How do we remember?  By hearing the Word spoken.  By letting your spirit be still so that Christ, the Word made flesh, will guide you.  By not forsaking the assembly of believers in order to hear the Scripture preached and the weekly verbal affirmation that "Your sins are forgiven in Christ."  By hearing Scripture in your home.  By singing psalms and hymns.

As Christians we must corporately remember what God has done for us as a body within fellowship: "I thank my God upon every remembrance of you, always in every prayer of mine making request for you all with joy, for your fellowship in the gospel from the first day until now, being confident of this very thing, that He who has begun a good work in you will complete [it] until the day of Jesus Christ; (Philippians 1:3-6)"  Paul often opened and closed his letters by remembering experiences with the saints.

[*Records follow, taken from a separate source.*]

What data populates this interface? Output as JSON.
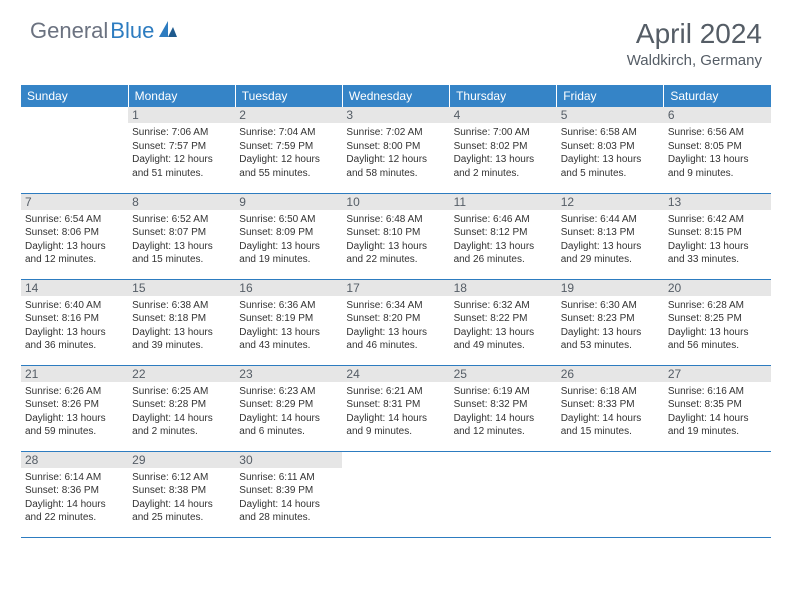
{
  "brand": {
    "general": "General",
    "blue": "Blue"
  },
  "colors": {
    "header_bg": "#3584c7",
    "header_text": "#ffffff",
    "cell_border": "#2d7cc0",
    "daynum_bg": "#e6e6e6",
    "text": "#333333",
    "muted": "#555d66",
    "brand_blue": "#2d7cc0",
    "brand_gray": "#6b7280"
  },
  "title": "April 2024",
  "location": "Waldkirch, Germany",
  "weekdays": [
    "Sunday",
    "Monday",
    "Tuesday",
    "Wednesday",
    "Thursday",
    "Friday",
    "Saturday"
  ],
  "weeks": [
    [
      {
        "n": "",
        "sr": "",
        "ss": "",
        "dl": ""
      },
      {
        "n": "1",
        "sr": "Sunrise: 7:06 AM",
        "ss": "Sunset: 7:57 PM",
        "dl": "Daylight: 12 hours and 51 minutes."
      },
      {
        "n": "2",
        "sr": "Sunrise: 7:04 AM",
        "ss": "Sunset: 7:59 PM",
        "dl": "Daylight: 12 hours and 55 minutes."
      },
      {
        "n": "3",
        "sr": "Sunrise: 7:02 AM",
        "ss": "Sunset: 8:00 PM",
        "dl": "Daylight: 12 hours and 58 minutes."
      },
      {
        "n": "4",
        "sr": "Sunrise: 7:00 AM",
        "ss": "Sunset: 8:02 PM",
        "dl": "Daylight: 13 hours and 2 minutes."
      },
      {
        "n": "5",
        "sr": "Sunrise: 6:58 AM",
        "ss": "Sunset: 8:03 PM",
        "dl": "Daylight: 13 hours and 5 minutes."
      },
      {
        "n": "6",
        "sr": "Sunrise: 6:56 AM",
        "ss": "Sunset: 8:05 PM",
        "dl": "Daylight: 13 hours and 9 minutes."
      }
    ],
    [
      {
        "n": "7",
        "sr": "Sunrise: 6:54 AM",
        "ss": "Sunset: 8:06 PM",
        "dl": "Daylight: 13 hours and 12 minutes."
      },
      {
        "n": "8",
        "sr": "Sunrise: 6:52 AM",
        "ss": "Sunset: 8:07 PM",
        "dl": "Daylight: 13 hours and 15 minutes."
      },
      {
        "n": "9",
        "sr": "Sunrise: 6:50 AM",
        "ss": "Sunset: 8:09 PM",
        "dl": "Daylight: 13 hours and 19 minutes."
      },
      {
        "n": "10",
        "sr": "Sunrise: 6:48 AM",
        "ss": "Sunset: 8:10 PM",
        "dl": "Daylight: 13 hours and 22 minutes."
      },
      {
        "n": "11",
        "sr": "Sunrise: 6:46 AM",
        "ss": "Sunset: 8:12 PM",
        "dl": "Daylight: 13 hours and 26 minutes."
      },
      {
        "n": "12",
        "sr": "Sunrise: 6:44 AM",
        "ss": "Sunset: 8:13 PM",
        "dl": "Daylight: 13 hours and 29 minutes."
      },
      {
        "n": "13",
        "sr": "Sunrise: 6:42 AM",
        "ss": "Sunset: 8:15 PM",
        "dl": "Daylight: 13 hours and 33 minutes."
      }
    ],
    [
      {
        "n": "14",
        "sr": "Sunrise: 6:40 AM",
        "ss": "Sunset: 8:16 PM",
        "dl": "Daylight: 13 hours and 36 minutes."
      },
      {
        "n": "15",
        "sr": "Sunrise: 6:38 AM",
        "ss": "Sunset: 8:18 PM",
        "dl": "Daylight: 13 hours and 39 minutes."
      },
      {
        "n": "16",
        "sr": "Sunrise: 6:36 AM",
        "ss": "Sunset: 8:19 PM",
        "dl": "Daylight: 13 hours and 43 minutes."
      },
      {
        "n": "17",
        "sr": "Sunrise: 6:34 AM",
        "ss": "Sunset: 8:20 PM",
        "dl": "Daylight: 13 hours and 46 minutes."
      },
      {
        "n": "18",
        "sr": "Sunrise: 6:32 AM",
        "ss": "Sunset: 8:22 PM",
        "dl": "Daylight: 13 hours and 49 minutes."
      },
      {
        "n": "19",
        "sr": "Sunrise: 6:30 AM",
        "ss": "Sunset: 8:23 PM",
        "dl": "Daylight: 13 hours and 53 minutes."
      },
      {
        "n": "20",
        "sr": "Sunrise: 6:28 AM",
        "ss": "Sunset: 8:25 PM",
        "dl": "Daylight: 13 hours and 56 minutes."
      }
    ],
    [
      {
        "n": "21",
        "sr": "Sunrise: 6:26 AM",
        "ss": "Sunset: 8:26 PM",
        "dl": "Daylight: 13 hours and 59 minutes."
      },
      {
        "n": "22",
        "sr": "Sunrise: 6:25 AM",
        "ss": "Sunset: 8:28 PM",
        "dl": "Daylight: 14 hours and 2 minutes."
      },
      {
        "n": "23",
        "sr": "Sunrise: 6:23 AM",
        "ss": "Sunset: 8:29 PM",
        "dl": "Daylight: 14 hours and 6 minutes."
      },
      {
        "n": "24",
        "sr": "Sunrise: 6:21 AM",
        "ss": "Sunset: 8:31 PM",
        "dl": "Daylight: 14 hours and 9 minutes."
      },
      {
        "n": "25",
        "sr": "Sunrise: 6:19 AM",
        "ss": "Sunset: 8:32 PM",
        "dl": "Daylight: 14 hours and 12 minutes."
      },
      {
        "n": "26",
        "sr": "Sunrise: 6:18 AM",
        "ss": "Sunset: 8:33 PM",
        "dl": "Daylight: 14 hours and 15 minutes."
      },
      {
        "n": "27",
        "sr": "Sunrise: 6:16 AM",
        "ss": "Sunset: 8:35 PM",
        "dl": "Daylight: 14 hours and 19 minutes."
      }
    ],
    [
      {
        "n": "28",
        "sr": "Sunrise: 6:14 AM",
        "ss": "Sunset: 8:36 PM",
        "dl": "Daylight: 14 hours and 22 minutes."
      },
      {
        "n": "29",
        "sr": "Sunrise: 6:12 AM",
        "ss": "Sunset: 8:38 PM",
        "dl": "Daylight: 14 hours and 25 minutes."
      },
      {
        "n": "30",
        "sr": "Sunrise: 6:11 AM",
        "ss": "Sunset: 8:39 PM",
        "dl": "Daylight: 14 hours and 28 minutes."
      },
      {
        "n": "",
        "sr": "",
        "ss": "",
        "dl": ""
      },
      {
        "n": "",
        "sr": "",
        "ss": "",
        "dl": ""
      },
      {
        "n": "",
        "sr": "",
        "ss": "",
        "dl": ""
      },
      {
        "n": "",
        "sr": "",
        "ss": "",
        "dl": ""
      }
    ]
  ]
}
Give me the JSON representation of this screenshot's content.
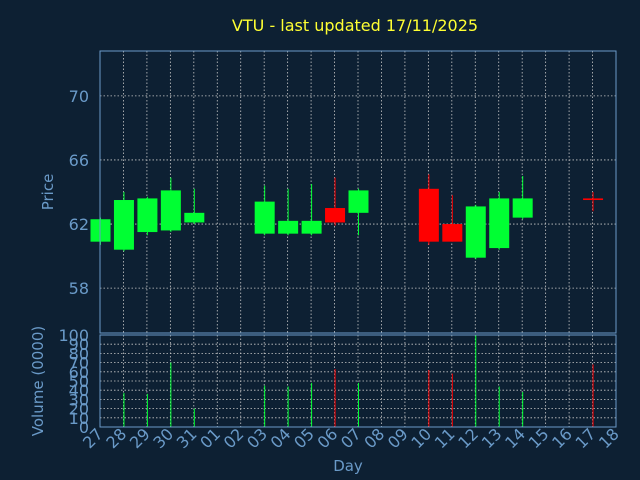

Once we remember, what do we do with it?  We build a new world.  God's people came out of Egypt to serve a new Pharaoh, to build the nation of Israel.  They had spent generations building Pharaoh's temples, tombs, and cities, now they would build a tabernacle and temple for the Lord their God.  Christ came to destroy the old order of doing things and was crowned King over the new order.

Shakespeare wrote of his growing civilization.  We have been placed in a Kingdom to be built.  How do we do this?  We remember what Christ has claimed and we reform it and conquer it here, where we walk and in what we do everyday.  Remembering civilization builds civilization.

Listen to Shakespeare to know what culture you are reforming.  Moreover listen to Jesus - because He already did it all. Sit down, still your soul, and remember.  Who knows, maybe one day one of your grandchildren will wake up to find a world changed by your remembering.